Initial Details About Bike Share Start to Emerge
In my conversation with DOT Policy Director Jon Orcutt yesterday at the New Amsterdam Bicycle Show, audience members were treated to a few details about New York’s bike sharing system, set to debut this July. Here are the tidbits, which made their way onto Twitter during the talk:
- An annual membership will cost $95.
- A one-day membership will cost $10.
- The first 45 minutes of any ride will incur no additional charges to annual members beyond the initial subscription fee.
- Lower membership levels, such as one-day and multi-day options, will have a shorter “free” ride limit: 30 minutes.
One major caveat to all of this: since no official announcement has been made about the system all of the above could change at any time. With that in mind, what follows are some notes, comparisons with what I know about other systems, and my own personal opinions on it all.
First up, the annual membership:
- The $95 annual membership is $9 less than the cost of a monthly MetroCard, which had for a while been the standard measure for approximating bike share membership’s annual cost.
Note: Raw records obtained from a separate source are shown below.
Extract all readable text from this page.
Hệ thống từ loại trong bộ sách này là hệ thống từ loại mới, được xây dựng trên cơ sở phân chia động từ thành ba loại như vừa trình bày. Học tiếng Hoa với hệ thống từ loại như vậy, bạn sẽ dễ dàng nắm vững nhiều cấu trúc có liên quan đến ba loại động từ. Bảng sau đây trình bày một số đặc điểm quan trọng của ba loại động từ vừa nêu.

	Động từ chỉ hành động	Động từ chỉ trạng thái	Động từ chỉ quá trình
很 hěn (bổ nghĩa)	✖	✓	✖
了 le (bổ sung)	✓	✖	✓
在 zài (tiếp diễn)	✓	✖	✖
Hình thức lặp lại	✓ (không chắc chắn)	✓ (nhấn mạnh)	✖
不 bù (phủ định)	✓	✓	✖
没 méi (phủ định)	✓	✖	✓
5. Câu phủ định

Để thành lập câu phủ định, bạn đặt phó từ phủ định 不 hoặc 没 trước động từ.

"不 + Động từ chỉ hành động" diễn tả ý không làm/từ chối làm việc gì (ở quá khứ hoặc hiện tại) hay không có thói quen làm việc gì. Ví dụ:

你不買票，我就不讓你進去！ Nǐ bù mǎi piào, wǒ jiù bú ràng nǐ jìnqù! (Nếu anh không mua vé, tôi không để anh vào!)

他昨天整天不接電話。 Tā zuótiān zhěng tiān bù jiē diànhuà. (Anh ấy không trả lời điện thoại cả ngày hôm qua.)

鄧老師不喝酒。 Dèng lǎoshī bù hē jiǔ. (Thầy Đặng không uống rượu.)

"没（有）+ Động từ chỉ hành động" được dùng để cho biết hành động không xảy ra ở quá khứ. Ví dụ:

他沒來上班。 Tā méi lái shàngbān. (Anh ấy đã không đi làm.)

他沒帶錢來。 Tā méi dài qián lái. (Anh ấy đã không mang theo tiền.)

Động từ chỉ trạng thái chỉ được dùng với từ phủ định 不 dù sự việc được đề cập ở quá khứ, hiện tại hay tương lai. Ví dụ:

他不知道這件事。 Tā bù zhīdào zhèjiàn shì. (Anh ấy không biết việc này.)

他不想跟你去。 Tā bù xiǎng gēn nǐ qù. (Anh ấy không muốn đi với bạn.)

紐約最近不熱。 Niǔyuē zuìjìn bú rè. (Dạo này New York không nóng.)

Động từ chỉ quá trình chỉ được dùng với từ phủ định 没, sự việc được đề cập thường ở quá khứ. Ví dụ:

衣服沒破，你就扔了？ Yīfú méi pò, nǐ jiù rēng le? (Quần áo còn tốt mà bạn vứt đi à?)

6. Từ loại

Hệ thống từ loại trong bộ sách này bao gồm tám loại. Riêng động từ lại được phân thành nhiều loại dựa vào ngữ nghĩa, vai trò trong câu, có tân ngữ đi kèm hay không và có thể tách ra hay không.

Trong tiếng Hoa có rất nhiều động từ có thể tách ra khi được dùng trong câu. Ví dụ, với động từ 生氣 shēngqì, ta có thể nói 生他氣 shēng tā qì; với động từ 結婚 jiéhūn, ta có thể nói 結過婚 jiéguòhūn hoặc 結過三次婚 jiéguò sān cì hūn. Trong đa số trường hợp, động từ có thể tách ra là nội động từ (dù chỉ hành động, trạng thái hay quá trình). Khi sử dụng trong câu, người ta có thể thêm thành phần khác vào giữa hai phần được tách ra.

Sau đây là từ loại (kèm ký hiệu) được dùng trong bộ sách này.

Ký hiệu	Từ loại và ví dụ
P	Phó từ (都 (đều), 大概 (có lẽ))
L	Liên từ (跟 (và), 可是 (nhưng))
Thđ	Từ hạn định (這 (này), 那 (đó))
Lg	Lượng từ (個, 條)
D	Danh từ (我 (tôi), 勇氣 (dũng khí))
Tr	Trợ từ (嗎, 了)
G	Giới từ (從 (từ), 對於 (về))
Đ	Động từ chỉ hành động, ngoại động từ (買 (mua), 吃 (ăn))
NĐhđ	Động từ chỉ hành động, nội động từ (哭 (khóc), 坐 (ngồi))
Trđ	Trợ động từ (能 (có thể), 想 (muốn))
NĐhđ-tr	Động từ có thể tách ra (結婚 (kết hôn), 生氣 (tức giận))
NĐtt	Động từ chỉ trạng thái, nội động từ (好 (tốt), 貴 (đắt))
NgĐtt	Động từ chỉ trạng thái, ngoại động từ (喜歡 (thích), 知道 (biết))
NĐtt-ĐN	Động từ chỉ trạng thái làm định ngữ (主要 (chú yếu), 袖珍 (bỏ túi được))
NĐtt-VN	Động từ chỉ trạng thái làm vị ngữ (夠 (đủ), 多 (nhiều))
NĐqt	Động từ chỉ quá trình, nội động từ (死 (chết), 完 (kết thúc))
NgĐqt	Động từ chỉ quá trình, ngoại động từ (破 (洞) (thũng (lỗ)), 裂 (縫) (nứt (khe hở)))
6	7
- The annual membership fee for DC’s Capital Bike Share is $75. Boston’s Hubway runs $85 per year. When one considers that DC currently has just 1,200 bikes and that Boston’s 600-bike system shuts down for the winter, New Yorkers are getting a relative bargain.
- If one exclusively uses bike share for an entire year and incurs no additional charges, the cost of getting around New York City will cost just 26 cents per day. Even if bike share is largely used to supplement other transit trips it’s still a marginal cost if it brings the user added convenience.
- Ninety-five dollars may be a relative bargain when compared to other annual transportation costs, but it can be a lot for some people to pay in one lump sum. Orcutt mentioned that DOT and the system operator, Alta, will work with city agencies such as NYCHA to offer discounted or installment-based membership plans in order to reach lower-income New Yorkers.
The 24-hour membership:
- $10 for 24-hour access may seem steep, but it’s only three dollars more than what Capital Bike Share charges. It’s double the 24-hour charge in Boston, but spending twice as much money to get access to nearly seventeen times the number of bicycles still seems like a fair deal in my book.
- $10 for 24-hours of potentially unlimited “free” trips is still less than the cost of even two extremely short taxi rides.
- That being said, a $10 fee means that casual users will be subsidizing a somewhat disproportionate share of New York’s system. But as I pointed out, regular straphangers subsidized tourists on the subway for a long time until the one-day “Fun Pass” was phased out. I also don’t think tourists or other visitors will mind paying slightly more if bike share delivers a convenient, reliable, and fun way to get around town.
The initial ride time period:
- Forty-five minutes should give someone picking up a bike in Brooklyn plenty of time to make it to Midtown–and certainly almost anywhere below 14th Street–without incurring any additional charges. Orcutt said that the typical Brooklyn-to-Manhattan commute was part of the calculation in determining that amount of time.
- It seems like it would be very hard for an annual member taking an intraborough trip to rack up additional fees. A ride from Penn Station to Wall Street with no stops would probably take about 30 minutes at a slow pace.
- The 30-minute free period for lower membership levels will help not cut into existing bike rental businesses. Orcutt didn’t discuss fees for using bikes beyond that initial time limit, but in other cities they tend to get progressively more expensive to the point of being nearly punitive for all-day rentals. Tourists are still going to want to use Bike-N-Roll for all-day rides.
I couldn’t take notes on everything we covered during our talk since I was focused on hosting and playing Phil Donahue with the mic during the Q&A, so if you attended and picked up any other bits of information that I didn’t list here, please feel free to leave a comment below.
Many thanks to Jon for providing such great insight into the system and to everyone who came for their interesting questions.